While in Split Mode if you push and hold the Speech/Lock for one second, you will lock the main tuning dial so you cannot change the receive frequency. You can still alter the transmit frequency by pushing the XFC button and turning the main tuning dial. You will see a little key by the hertz numbers
That’s the basic how-to for split operation. It can be a little confusing. Shown here are the FTDX10 and the Icom IC-7300. Different models from each manufacturer should be similar. Which one is better, that depends. I think in general, when it comes to split operation, it’s a toss-up. I like things from both manufacturers. In general, I find the ergonomics of the IC-7300 better than the FTDX10 however, for split operation, the FTDX10 may be a little easier.
I was hoping to get the FTDX10 out in the wild this weekend; however, that did not happen. I thought I was going to get an Echolink Conference Room going but that didn’t work out either. The software they use to create the room is archaic with little or no knowledge base on how to start it up. I guess this sacred knowledge is handed down from father to son. I spent a good part of the weekend trying to figure it out. It’s probably a simple setting or something right in front of my nose. I was frustrated enough to start reaching for the Holy Hand Granade of Antioch.
Today I thought I would get the FTDX10 going on WinLink and FLDIGI. This was a little easier. I already used the FTDX10 with FT8 using the instruction found in the manual. To get things going on the radio, I did the following: Go to RADIO SETTINGS and then MODE PSK/DATA Set DATA MOD SOURCE to REAR Set REAR SELECT to USB Set RPTT to RTS Go to OPERATION SETTING and then to GENERAL Set CAT RATE to 38400 Set CAT RTS to ON In Winlink Select FT-991/A for the radio Select USB DIGITAL Select the proper COM PORT RTS is CHECKED BAUD is 38400 PTT PORT (OPTIONAL) SET TO FT-991/A For FLDIGI Use FTDX10 for the radio in FLRIG Use DATA-U in FLDIGI BAUD is 38400
Today’s FTDX10 quibble is the QMB or Quick Memory Bank. It’s clunky to use. Here Icom is clearly the winner. With my Icom’s which includes the 705, 7300, 7610, and 9700, the QMB, or as Icom calls it Memory Pad is one push to add a frequency to the memory. In addition, the Memory Pad is viewable and can be edited. Neither of these is available for the Yaesu. I use the Memory Pad on the Icoms a lot. Here is an image of the Memory Pad on my 7610.

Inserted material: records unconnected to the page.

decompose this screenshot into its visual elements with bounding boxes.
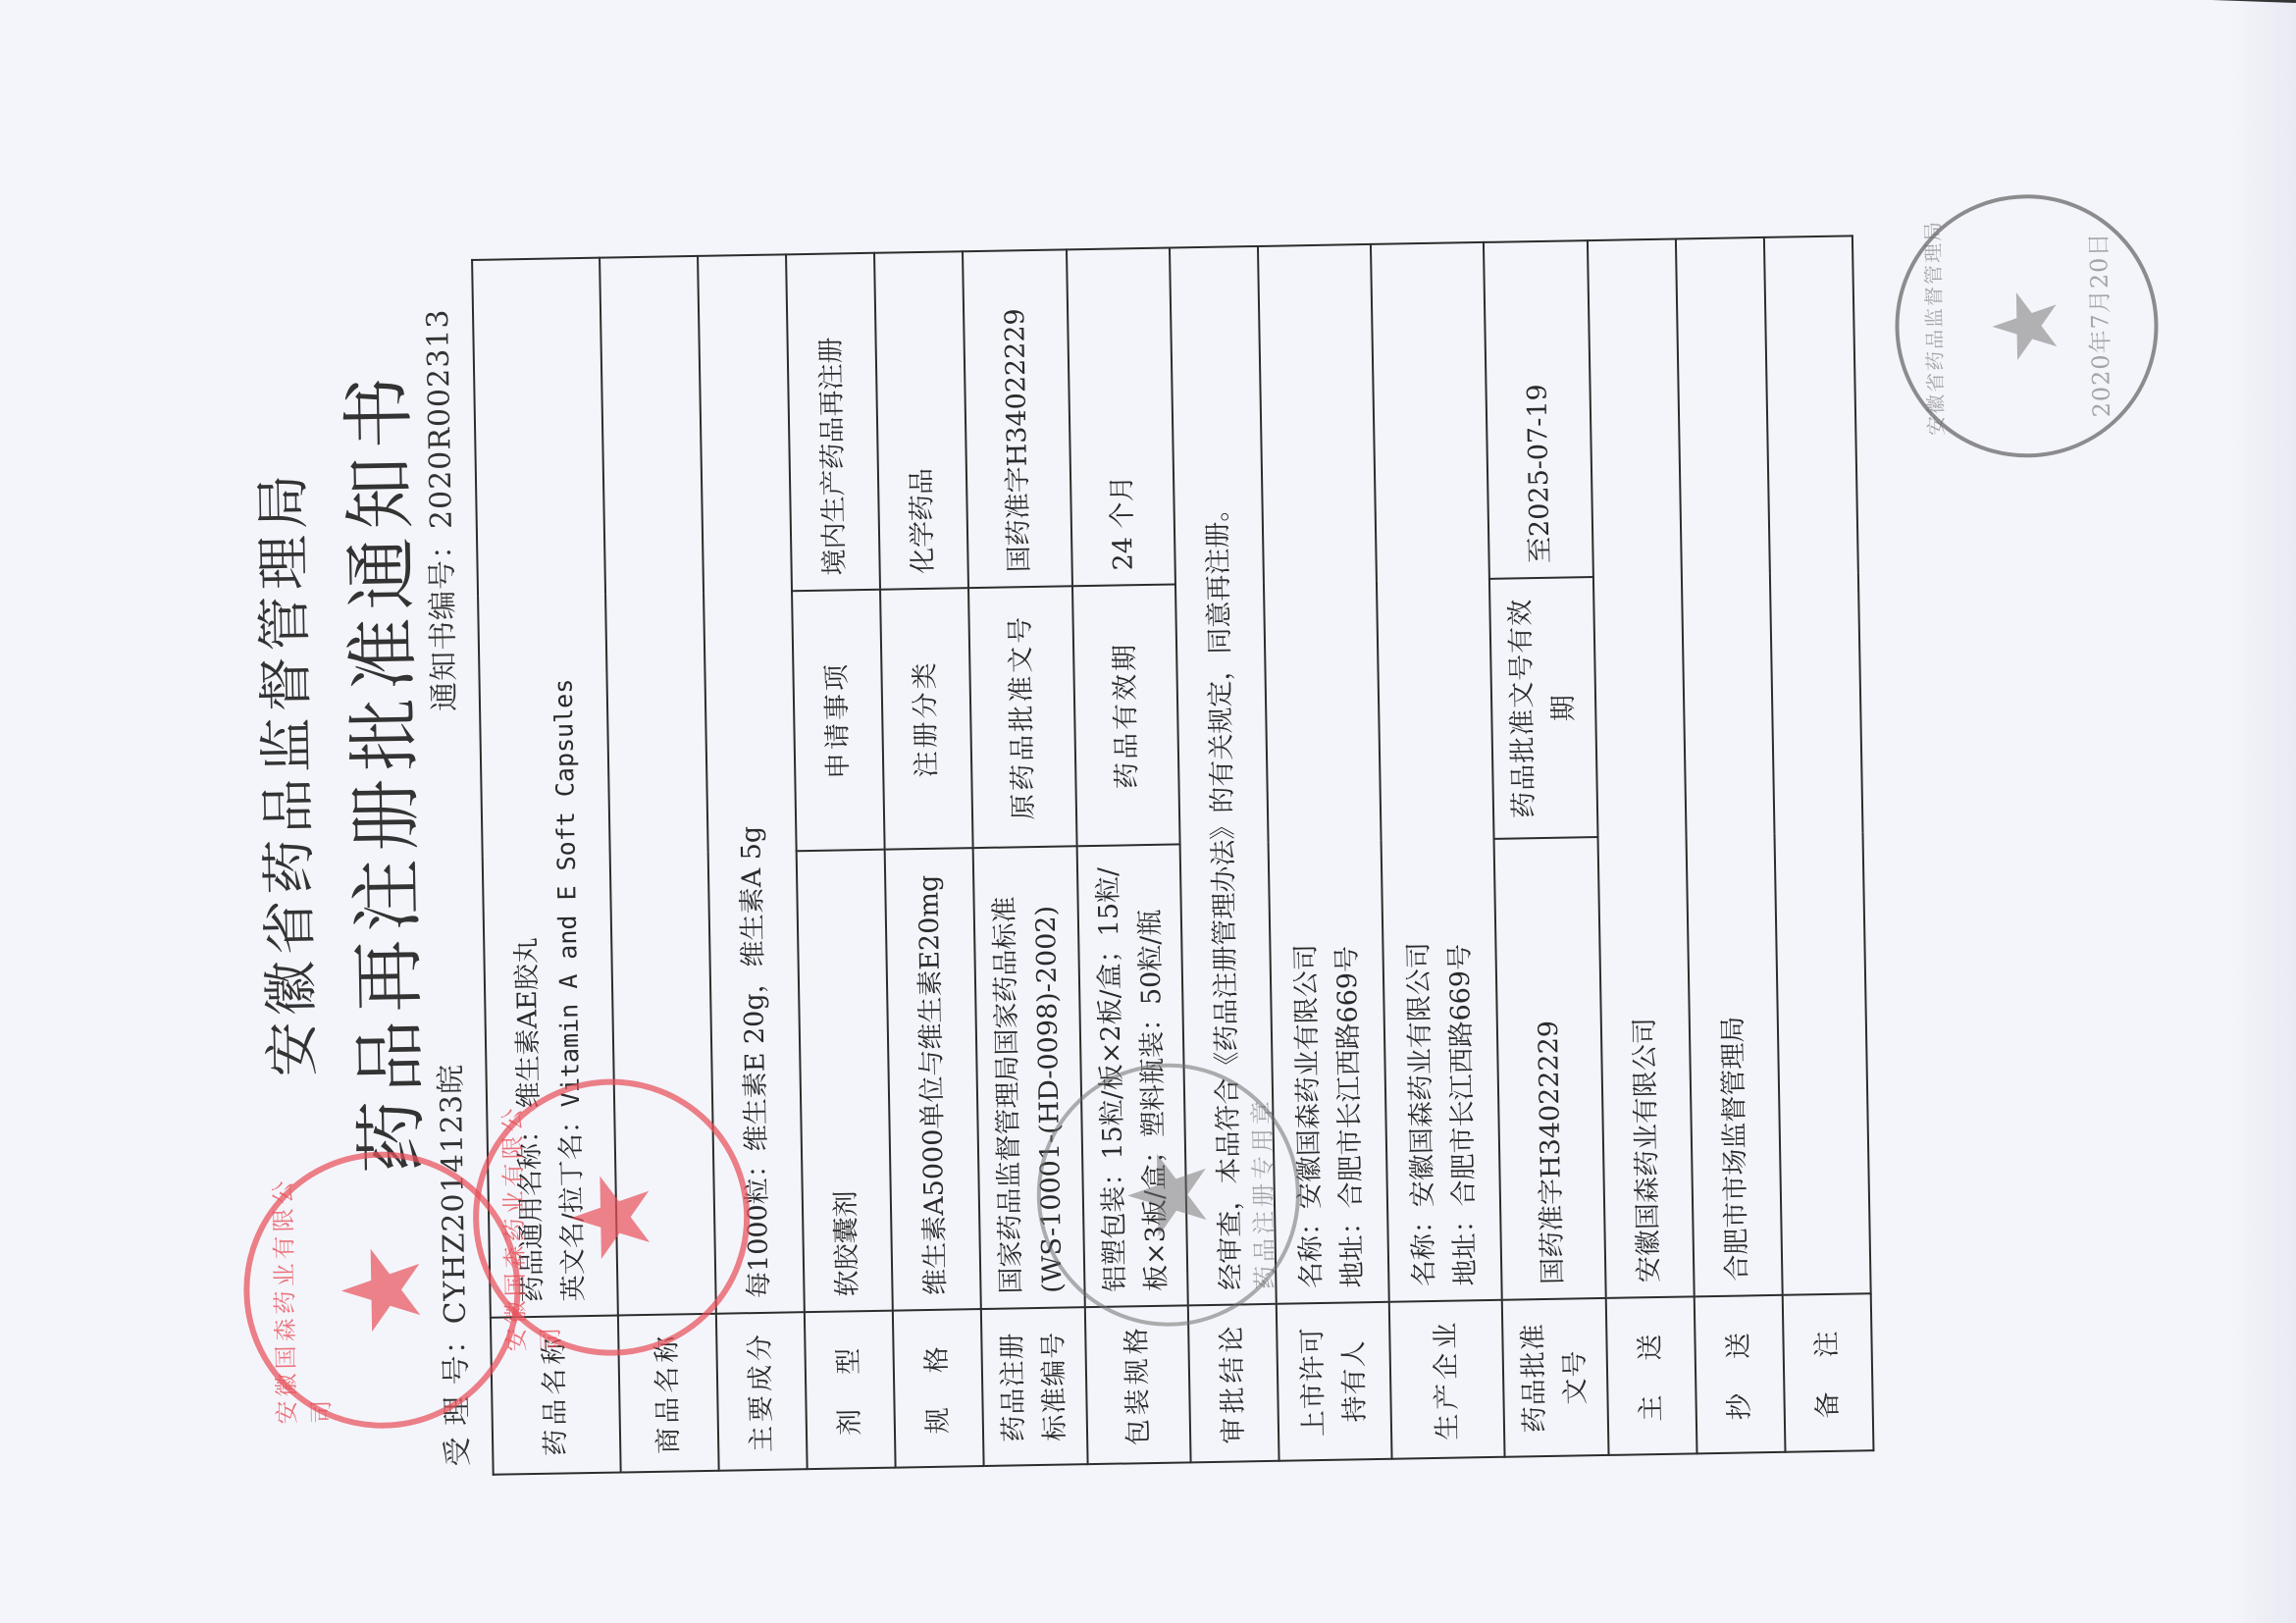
label-specification: 规 格 [893, 1309, 984, 1468]
value-application-item: 境内生产药品再注册 [786, 253, 880, 592]
notice-number: 通知书编号：2020R002313 [413, 308, 463, 711]
label-registration-class: 注册分类 [880, 588, 973, 850]
mah-address-value: 合肥市长江西路669号 [1331, 946, 1367, 1209]
manufacturer-name-label: 名称： [1408, 1207, 1439, 1287]
seal-star-icon: ★ [556, 1168, 666, 1267]
label-standard: 药品注册标准编号 [981, 1307, 1087, 1466]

I use this feature a lot. Yaesu, if you are listening…
Another quibble I have is the main tuning dial sticks out too far from the radio. The extra length turns it into a bump magnet. I think they could lob a 1/4 inch or so off of the dial, and it would still be very usable. I have had my Yaesu on my hobby workbench to set it up the way I like it. It puts the radio to my left side which means I use my left hand to work the controls. I am ambidextrous, with the radio on my left side it is a little easier to use. YMMV. When I take it out to the field, I am going to try it on my left side to see how it works. Generally, I have been enjoying the Yaesu. The crystal roofing filters really make the radio a delight.
Should you be selling your other radios to buy this one? Maybe, maybe not. I am keeping my IC-7300. I think it is a better EmComm radio than the FTDX10. Like others have said, the bells and whistles of the FTDX10 really benefit the CW crowd and really, only those ops who DX/Contest where there is a high density of signals. The Yaesu may also benefit POTA activators who put out enough signal to create large pile-ups or hunters trying to work the weak ones.